The leads were evenly strong, with soprano Danielle Walker taking honors as the one for whom no praise needed qualifying. Hélène is one who must constantly top out the many concerted numbers, which Walker did unflaggingly and with great verve. Her voice was clear, firmly controlled and beautifully supported. Walker’s acting was appropriate for the conventional style of the production and she moved in the period costumes with dignity and flair.

Heath Huberg’s fine tenor gave Gaston’s music refinement and enough heft to carry the more vigorous phrases, only occasionally making one wish for a more sizable output. He was particularly successful at the lyrical, tender moments. He made his height and lanky frame an asset in portraying both warrior and lover.

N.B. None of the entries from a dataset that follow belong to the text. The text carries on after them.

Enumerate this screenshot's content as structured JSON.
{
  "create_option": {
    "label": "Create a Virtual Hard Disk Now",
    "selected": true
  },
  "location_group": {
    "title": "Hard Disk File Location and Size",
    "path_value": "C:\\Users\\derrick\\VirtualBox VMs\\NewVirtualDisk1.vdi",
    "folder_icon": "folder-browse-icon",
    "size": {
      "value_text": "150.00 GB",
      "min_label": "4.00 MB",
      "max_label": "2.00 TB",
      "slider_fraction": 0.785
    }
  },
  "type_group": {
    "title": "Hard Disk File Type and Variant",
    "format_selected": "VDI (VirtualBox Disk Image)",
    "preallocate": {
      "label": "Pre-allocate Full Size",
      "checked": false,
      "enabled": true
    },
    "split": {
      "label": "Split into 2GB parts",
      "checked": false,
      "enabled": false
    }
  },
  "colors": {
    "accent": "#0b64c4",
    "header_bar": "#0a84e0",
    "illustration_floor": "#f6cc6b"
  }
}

Heath Huberg (Gaston) and Danielle Walker (Hélène). Photo by Rod Millington
Heath Huberg (Gaston) and Danielle Walker (Hélène). Photo by Rod Millington

As Roger, Young Bok Kim started out a little wooly and constrained but soon loosened up into cleanly sung lines, especially impressive in several low notes that were unstrained and fully formed. There were times when more volume and weight would have been an advantage but he colored his phrases in a variety of emotions and put his arias across authoritatively.

The Papal Legate ( Jeffrey Beruan). Photo by Rod Millington
The Papal Legate ( Jeffrey Beruan). Photos by Rod Millington

Matthew Hanscon’s Count registered effectively, both as singer and actor. Jeffrey Beruan had creepy stature as the Papal Legate and Jon Jurgens made a dutiful Raymond, Gaston’s squire.

Sarasota’s production approach in all its offerings is firmly traditional, and Jérusalem was no exception. But stage director Martha Collins managed to give the action a freshness and straightforward presentation that mostly avoided clichéd gestures and old-fashioned stances.

Jeffrey W. Dean’s sets were representational yet clean and unfussy, with enough dimension to avoid the “painted flat” look. Howard Tsvi Kaplan’s costumes were sumptuous and rich, the women’s gowns nicely detailed and the Crusaders’ outfits stirring in their white capes and shields with red crosses.

Sarasota’s 30th Verdi staging is a winner, one for which the company can justifiably be proud. If the  Don Carlos, La battaglia di Legnano and Aida yet to come can be of equal quality, the series will most definitely end on a high note.